Spüren, wie es ohne Kopftuch ist
Kinder haben in diesem Alter kein Bewusstsein dafür, warum eine bestimmte Religion bestimmte Kleidervorschriften vorsieht“, ist Seyran Ateş überzeugt. Die Anwältin hat in Berlin eine liberale Moschee gegründet, in der etwa Frauen kein Kopftuch tragen müssen oder schwule Imame willkommen sind. Dafür und auch schon für ihre Publikationen erhält Ateş zahlreiche Morddrohungen.

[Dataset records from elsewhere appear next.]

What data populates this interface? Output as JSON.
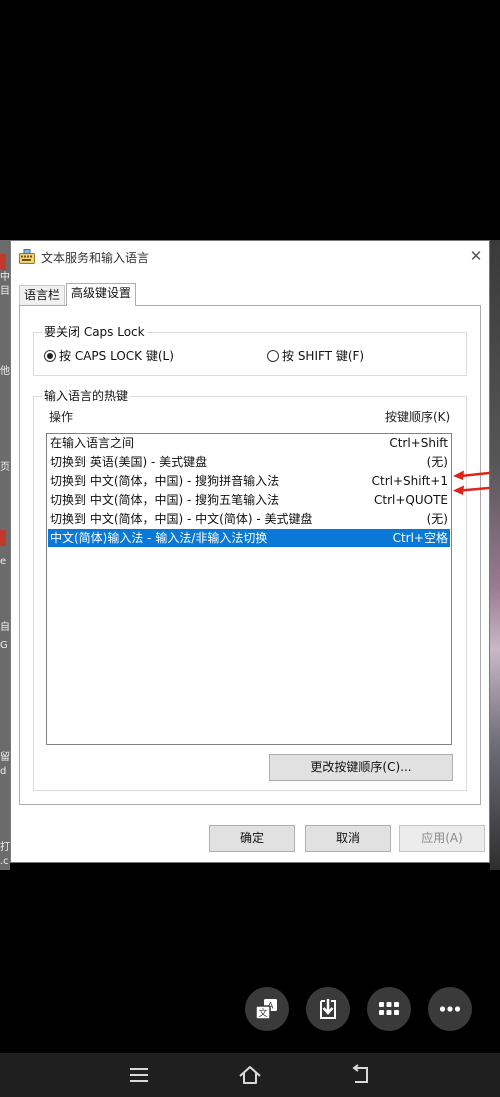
{
  "window": {
    "title": "文本服务和输入语言",
    "close_symbol": "✕"
  },
  "tabs": [
    {
      "label": "语言栏",
      "active": false
    },
    {
      "label": "高级键设置",
      "active": true
    }
  ],
  "caps_lock": {
    "group_label": "要关闭 Caps Lock",
    "option_caps": "按 CAPS LOCK 键(L)",
    "option_shift": "按 SHIFT 键(F)",
    "selected": "caps"
  },
  "hotkeys": {
    "group_label": "输入语言的热键",
    "col_action": "操作",
    "col_keys": "按键顺序(K)",
    "rows": [
      {
        "action": "在输入语言之间",
        "keys": "Ctrl+Shift",
        "selected": false
      },
      {
        "action": "切换到 英语(美国) - 美式键盘",
        "keys": "(无)",
        "selected": false
      },
      {
        "action": "切换到 中文(简体，中国) - 搜狗拼音输入法",
        "keys": "Ctrl+Shift+1",
        "selected": false
      },
      {
        "action": "切换到 中文(简体，中国) - 搜狗五笔输入法",
        "keys": "Ctrl+QUOTE",
        "selected": false
      },
      {
        "action": "切换到 中文(简体，中国) - 中文(简体) - 美式键盘",
        "keys": "(无)",
        "selected": false
      },
      {
        "action": "中文(简体)输入法 - 输入法/非输入法切换",
        "keys": "Ctrl+空格",
        "selected": true
      }
    ],
    "change_button": "更改按键顺序(C)..."
  },
  "footer": {
    "ok": "确定",
    "cancel": "取消",
    "apply": "应用(A)"
  },
  "desktop_edge": [
    "中",
    "目",
    "他",
    "页",
    "e",
    "自",
    "G",
    "留",
    "d",
    "打",
    ".c"
  ],
  "floating_buttons": [
    "translate-icon",
    "download-icon",
    "grid-icon",
    "more-icon"
  ],
  "colors": {
    "selection": "#0a78d7",
    "annotation_arrow": "#e0241b"
  }
}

Mädchen würden sich so schon früh in die brave Mädchenrolle begeben, sagt Ateş, sie würden sich weniger bewegen, damit ihr Kopftuch nicht verrutscht. Die Mädchen würden sich im Verhältnis zum anderen Geschlecht auch anders verhalten, sich sogar als minderwertig wahrnehmen, weil sie nicht offen sein dürften in ihrer Kleidung. Ateş: „Die Kinder bekommen ein Körpergefühl, das verschlossen ist. Deshalb ist das Verbot richtig.“Wenn die Mädchen eine bestimmte Reife erlangt haben, die man mit der Religionsmündigkeit verbinden könne, könnten sie sich noch immer entscheiden, bis dahin sollten sie aber „den Körper frei gespürt haben, und wie es ohne Kopftuch ist“.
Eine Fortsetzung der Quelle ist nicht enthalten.